The perfect way to begin a late summer day is to take a long morning walk through the garden. For a change of pace, stroll through the garden without intention. Enjoy the flowers, the foliage and the combination of plant color and texture. It's the perfect time to daydream. Make a mental note of any colors you would like to add to the garden. Ask yourself what area of the garden could use a fresh, new plant to fill a void?

Of course, there are few gardeners who can peruse their own garden without pulling a stray weed or clipping off a spent flower head. When I'm working in the garden, I carry a canvas bag loaded with pruners, a folding knife and other garden tools. Every morning, I throw in a pair of gloves and a refilled bottle of water. If I didn't have this garden tote, I would be forever retracing my steps to the barn to get the tool or item I needed for the next chore.

I won't list all the things I carry in this bag but I do have a portable radio, a silver pocket watch with a cover to protect it from dirt and a folding magnifying glass to help me see the world I cannot see without it. In one pocket is a small glass container of liquid Band-Aid for those unexpected scrapes and cuts. One more item I often use is a roll of green, stretchy garden tape. With this I can stop and tie up any wayward plants attempting to overtake their nearby neighbors.

Every year, there comes a time when I have to stop at the first arbor along the garden path and tie in a leggy, rambling rose. By midsummer, the side branches of this climber, called Zepherine Drouhin, flop over and out into the pathway. It's the new stems that grow from mature branches that flop the most. With my garden tape handy, I can tackle the job of tying them in when I first see the need.

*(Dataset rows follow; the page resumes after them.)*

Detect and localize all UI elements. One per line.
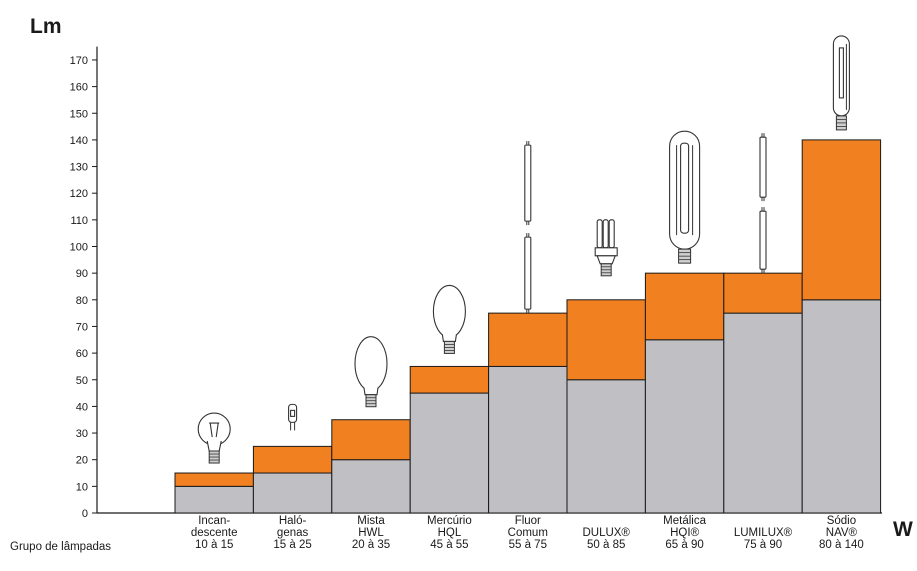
category-name-label: LUMILUX® [734, 527, 793, 539]
category-name-label: descente [191, 527, 238, 539]
category-watts-label: 20 à 35 [352, 539, 390, 551]
y-tick-label: 110 [70, 215, 88, 227]
category-watts-label: 75 à 90 [744, 539, 782, 551]
bar-range [331, 419, 411, 461]
category-name-label: Comum [508, 527, 548, 539]
y-tick-label: 0 [82, 508, 88, 520]
y-tick-label: 170 [70, 55, 88, 67]
y-tick-label: 150 [70, 108, 88, 120]
bar-range [801, 139, 882, 301]
bar-range [644, 272, 725, 341]
category-name-label: Haló- [279, 515, 307, 527]
bar-range [488, 312, 568, 367]
bar-range [723, 272, 803, 314]
lamp-group-label: Grupo de lâmpadas [10, 541, 111, 553]
y-axis-label: Lm [30, 15, 62, 38]
bar-base [409, 392, 490, 514]
bar-base [488, 365, 568, 514]
y-tick-label: 90 [76, 268, 88, 280]
y-tick-label: 10 [76, 481, 88, 493]
x-axis-unit-label: W [893, 518, 913, 541]
bar-range [252, 445, 333, 474]
bar-base [801, 299, 882, 514]
bar-base [566, 379, 646, 514]
category-watts-label: 15 à 25 [273, 539, 311, 551]
category-label-group: DULUX®50 à 85 [582, 527, 630, 551]
category-watts-label: 55 à 75 [509, 539, 547, 551]
metal-halide-tubular-icon [669, 130, 701, 264]
category-watts-label: 80 à 140 [819, 539, 864, 551]
bar-base [331, 459, 411, 514]
mixed-light-bulb-icon [354, 336, 388, 408]
category-name-label: Fluor [515, 515, 541, 527]
bar-range [174, 472, 254, 487]
y-tick-label: 60 [76, 348, 88, 360]
bar-range [409, 365, 490, 394]
bars [174, 139, 882, 514]
category-label-group: LUMILUX®75 à 90 [734, 527, 793, 551]
category-name-label: genas [277, 527, 309, 539]
compact-fluorescent-icon [594, 219, 618, 277]
incandescent-bulb-icon [197, 412, 231, 464]
y-tick-label: 120 [70, 188, 88, 200]
mercury-ellipsoid-bulb-icon [432, 284, 466, 354]
sodium-vapor-lamp-icon [832, 35, 850, 131]
y-tick-label: 70 [76, 321, 88, 333]
lumilux-tube-icon [759, 133, 767, 274]
category-watts-label: 65 à 90 [665, 539, 703, 551]
category-name-label: HQI® [670, 527, 699, 539]
category-name-label: Mista [357, 515, 385, 527]
category-name-label: Incan- [198, 515, 230, 527]
category-name-label: DULUX® [582, 527, 630, 539]
bar-base [723, 312, 803, 514]
y-tick-label: 20 [76, 455, 88, 467]
category-watts-label: 50 à 85 [587, 539, 625, 551]
fluorescent-tube-icon [524, 141, 532, 314]
category-name-label: Mercúrio [427, 515, 472, 527]
y-tick-label: 80 [76, 295, 88, 307]
category-watts-label: 10 à 15 [195, 539, 233, 551]
y-tick-label: 50 [76, 375, 88, 387]
y-tick-label: 140 [70, 135, 88, 147]
y-tick-label: 30 [76, 428, 88, 440]
bar-base [644, 339, 725, 514]
halogen-capsule-icon [288, 403, 298, 431]
bar-range [566, 299, 646, 381]
category-watts-label: 45 à 55 [430, 539, 468, 551]
category-name-label: HWL [358, 527, 384, 539]
y-tick-label: 100 [70, 242, 88, 254]
category-name-label: Metálica [663, 515, 706, 527]
lamp-illustrations [197, 35, 850, 464]
y-tick-label: 40 [76, 401, 88, 413]
bar-base [174, 485, 254, 514]
y-tick-label: 160 [70, 82, 88, 94]
category-name-label: Sódio [827, 515, 856, 527]
bar-base [252, 472, 333, 514]
category-name-label: NAV® [826, 527, 858, 539]
y-tick-label: 130 [70, 162, 88, 174]
category-name-label: HQL [438, 527, 462, 539]
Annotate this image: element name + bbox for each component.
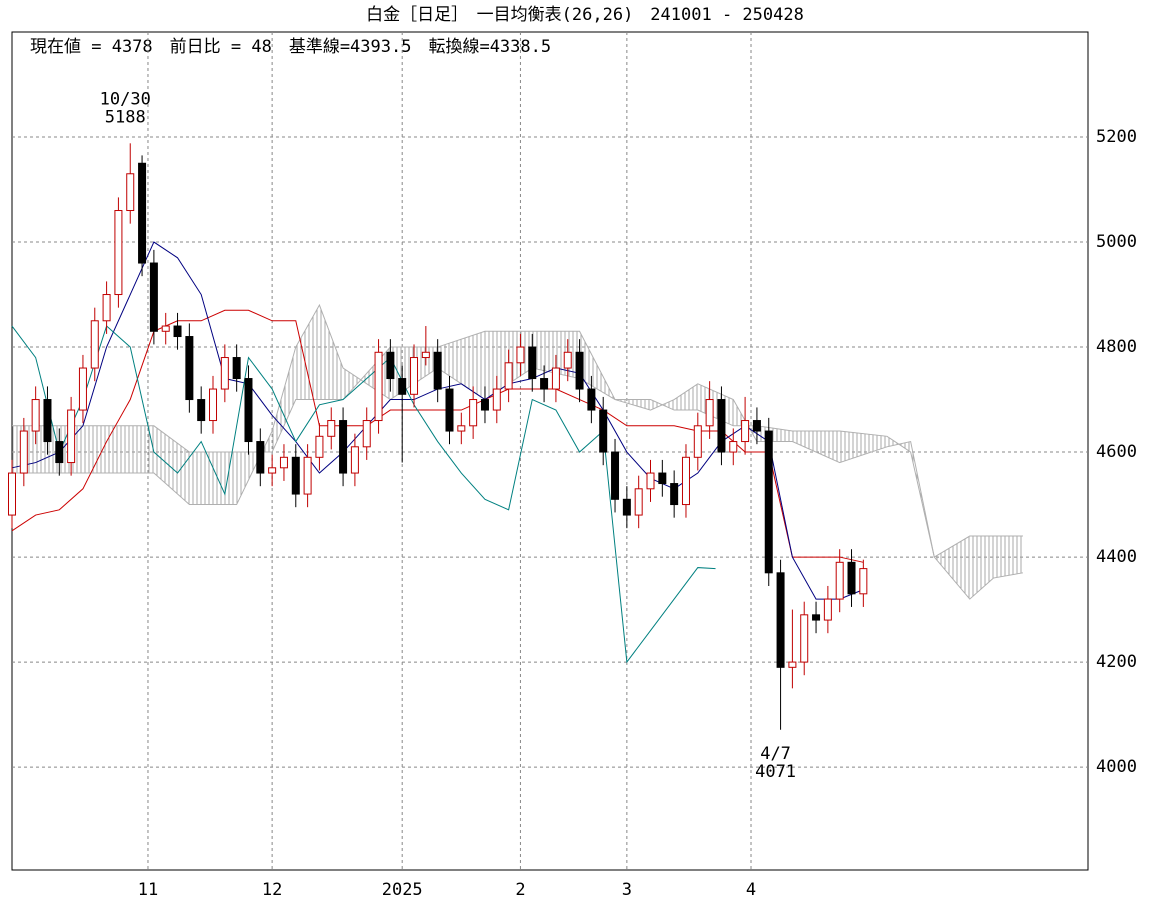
- candle-body: [350, 446, 359, 474]
- candle-body: [327, 420, 336, 437]
- candle-body: [398, 378, 407, 395]
- candle-body: [812, 614, 821, 621]
- candle-body: [681, 456, 690, 506]
- candle-body: [670, 483, 679, 506]
- candle-body: [729, 441, 738, 453]
- candle-body: [55, 441, 64, 464]
- candle-body: [551, 367, 560, 390]
- candle-body: [622, 498, 631, 516]
- x-tick-label: 2: [515, 880, 525, 900]
- candle-body: [161, 325, 170, 332]
- candle-body: [220, 357, 229, 390]
- candle-body: [575, 351, 584, 390]
- candle-body: [516, 346, 525, 364]
- cloud-span: [12, 330, 1023, 558]
- candle-body: [362, 420, 371, 448]
- candle-body: [374, 351, 383, 422]
- candle-body: [705, 399, 714, 427]
- candle-body: [634, 488, 643, 516]
- candle-body: [847, 561, 856, 595]
- candle-body: [197, 399, 206, 422]
- candle-body: [421, 351, 430, 359]
- candle-body: [256, 441, 265, 474]
- candle-body: [126, 173, 135, 212]
- annotation-label: 4/7: [760, 744, 791, 764]
- y-tick-label: 4600: [1096, 442, 1137, 462]
- candle-body: [279, 456, 288, 469]
- candle-body: [31, 399, 40, 432]
- y-tick-label: 5000: [1096, 232, 1137, 252]
- candle-body: [492, 388, 501, 411]
- candle-body: [788, 661, 797, 668]
- annotation-label: 10/30: [100, 89, 151, 109]
- candle-body: [339, 420, 348, 474]
- chart-title: 白金［日足］ 一目均衡表(26,26) 241001 - 250428: [366, 5, 804, 25]
- candle-body: [528, 346, 537, 380]
- candle-body: [19, 430, 28, 474]
- candle-body: [587, 388, 596, 411]
- y-tick-label: 5200: [1096, 127, 1137, 147]
- candle-body: [823, 598, 832, 621]
- candle-body: [658, 472, 667, 485]
- candle-body: [386, 351, 395, 380]
- candle-body: [800, 614, 809, 663]
- candle-body: [315, 435, 324, 458]
- x-tick-label: 3: [622, 880, 632, 900]
- y-tick-label: 4800: [1096, 337, 1137, 357]
- x-tick-label: 11: [138, 880, 158, 900]
- candle-body: [835, 561, 844, 600]
- candle-body: [410, 357, 419, 395]
- candle-body: [504, 362, 513, 390]
- candle-body: [611, 451, 620, 500]
- x-tick-label: 12: [262, 880, 282, 900]
- candle-body: [303, 456, 312, 495]
- annotation-value: 5188: [105, 107, 146, 127]
- y-tick-label: 4000: [1096, 757, 1137, 777]
- x-tick-label: 2025: [382, 880, 423, 900]
- candle-body: [469, 399, 478, 427]
- candle-body: [741, 420, 750, 443]
- candle-body: [90, 320, 99, 369]
- candle-body: [693, 425, 702, 458]
- candle-body: [445, 388, 454, 432]
- candle-body: [480, 399, 489, 411]
- candle-body: [752, 420, 761, 432]
- candle-body: [78, 367, 87, 411]
- candle-body: [149, 262, 158, 332]
- candle-body: [268, 467, 277, 474]
- candle-body: [291, 456, 300, 495]
- y-tick-label: 4400: [1096, 547, 1137, 567]
- candle-body: [244, 378, 253, 443]
- candle-body: [717, 399, 726, 453]
- annotation-value: 4071: [755, 762, 796, 782]
- candle-body: [185, 336, 194, 401]
- candle-body: [540, 378, 549, 390]
- candle-body: [776, 572, 785, 668]
- candle-body: [102, 294, 111, 322]
- x-tick-label: 4: [746, 880, 756, 900]
- candle-body: [764, 430, 773, 574]
- candle-body: [563, 351, 572, 369]
- header-info: 現在値 = 4378 前日比 = 48 基準線=4393.5 転換線=4338.…: [30, 37, 551, 57]
- candle-body: [599, 409, 608, 453]
- candle-body: [457, 425, 466, 432]
- candle-body: [43, 399, 52, 443]
- candle-body: [67, 409, 76, 464]
- candle-body: [859, 568, 868, 595]
- candle-body: [646, 472, 655, 490]
- candle-body: [138, 162, 147, 264]
- candle-body: [433, 351, 442, 390]
- candle-body: [114, 210, 123, 296]
- candle-body: [8, 472, 16, 516]
- y-tick-label: 4200: [1096, 652, 1137, 672]
- candle-body: [209, 388, 218, 422]
- candle-body: [232, 357, 241, 380]
- candle-body: [173, 325, 182, 338]
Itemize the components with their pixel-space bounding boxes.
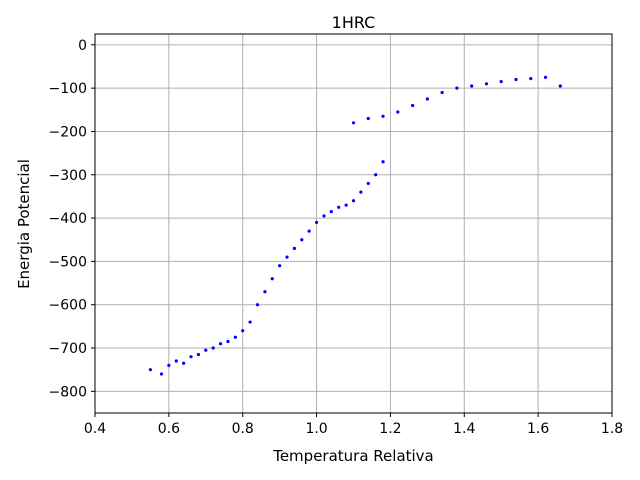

This rose is a perfect climber for walkways since it is virtually thornless and its scent is strong enough to fill the air for several feet. Its rich, fuchsia-pink blossoms contrast nicely with the summer blooming Golden Clematis (C. tangutica) that grows up the other side of the arbor. In less than an hour, both plants are properly trained to carry the eye up and over the arch, where they meet in a fusion of contrasting color.

Later in the afternoon, after a day of garden work, I like to bring a cup of coffee outside and relax at a table on the deck. This is my favorite place to daydream. Many years ago, from this same deck, I dreamt of building a structure in one of the large lawn areas to enhance the charm of my garden. That dream came true with a small garden cottage made in Finland. Its steeply sloping roof is set off by a view of the city in the background.

An unexpected surprise was the lovely views of the garden from inside the cottage. Since the structure is six sided, there is a different garden picture out of every window. It has become quite the gathering place as a shelter from the rain in winter and spring and as a party room on warm summer evenings. I am often here by myself, which is fine by me, since a gardener needs some time alone and the occasional day in the garden with nothing to do.

Summer came late this year. I have a feeling autumn will be here early. I was outside last night, sitting in a large, cushioned garden chair looking up to the stars. This was around eight o'clock, and I noticed it was getting dark. Those days of sunlight until 9:30 p.m. and beyond are already gone.